Zookeepers thought hard about the problem of the huge amount of waste. They noticed that elephant excrement was full of fiber the pachyderms could not digest, and developed “elephant waste paper.” The paper is thick with a texture similar to traditional Korean paper, and is produced in Thailand and Sri Lanka.

The paper is made like this: Elephant excrement is dried, and boiled and washed many times until only the high-quality fiber remains. The fiber is cut into small pieces like papier-mache and dye is added. Once sieved and dried in the sun, it is complete. Any odor or germs disappear in the process, according to Kim Hyung-ja in “Dung Science.”

A Japanese zoo sells elephant waste good luck charms with phrases like “pass the test” printed on paper made of elephant excrement. They say it brings luck as big as an elephant.

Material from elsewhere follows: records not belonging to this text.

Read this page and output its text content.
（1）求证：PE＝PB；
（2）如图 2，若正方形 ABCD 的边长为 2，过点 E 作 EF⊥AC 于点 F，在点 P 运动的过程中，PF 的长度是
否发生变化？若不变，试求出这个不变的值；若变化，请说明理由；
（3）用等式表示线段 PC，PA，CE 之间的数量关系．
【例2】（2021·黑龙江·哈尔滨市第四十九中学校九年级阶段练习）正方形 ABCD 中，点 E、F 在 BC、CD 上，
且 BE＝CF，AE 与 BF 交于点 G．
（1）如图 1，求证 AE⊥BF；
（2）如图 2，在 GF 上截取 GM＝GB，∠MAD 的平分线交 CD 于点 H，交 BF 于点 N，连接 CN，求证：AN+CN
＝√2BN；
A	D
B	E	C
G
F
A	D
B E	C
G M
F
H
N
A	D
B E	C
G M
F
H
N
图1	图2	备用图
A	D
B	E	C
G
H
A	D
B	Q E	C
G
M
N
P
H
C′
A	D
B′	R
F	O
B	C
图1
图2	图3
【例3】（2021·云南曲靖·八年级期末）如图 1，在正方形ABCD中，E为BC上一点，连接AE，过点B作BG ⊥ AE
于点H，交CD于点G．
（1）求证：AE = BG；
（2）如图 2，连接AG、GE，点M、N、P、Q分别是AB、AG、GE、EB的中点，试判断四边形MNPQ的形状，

Elephant excrement has shaken the art world, too. Chris Ofili, a British painter with Nigerian heritage, focused on the fact that elephant excrement is used as fuel to make food and drugs to treat wounds in Africa. One of his paintings, “The Holy Virgin Mary,” portrayed an African Mary surrounded by dried elephant excrement and photographs of female genitalia. As soon as it was exhibited at the Brooklyn Museum of Art in 1999, New York City mayor and devout Catholic Rudy Giuliani flew into a rage. He said he would stop all financial funding to the museum if it did not stop the exhibit. However, the “elephant dung picture” was able to maintain its position in the museum after Hillary Clinton criticized Giuliani and the museum filed a lawsuit, writes Lim Geun-hye in “Empire of Creation: Sensations of British Contemporary Art.”

There was also a large piece of elephant excrement in Copenhagen, Denmark, where the COP15 United Nations Climate Change Conference was held. It was a large-scale picture produced by New York advertiser Lee Jae-suk. The picture depicted a sparrow trying to clean up elephant excrement with a broom, and the slogan, “Small countries can’t clean it up on their own. Big countries need to step forward.”

Strong countries are using all the fuel they can get and excreting a huge amount, just like elephants. Is there no bright idea to change the “elephant dung” into environment-friendly paper, fuel or drugs? President Lee Myung-bak was the keynote speaker at the conference and announced during his speech that Korea would establish a “global green development research center” in the first half of next year. Will a magic sparrow’s broom be developed?

*The writer is a political news reporter of the JoongAng Ilbo.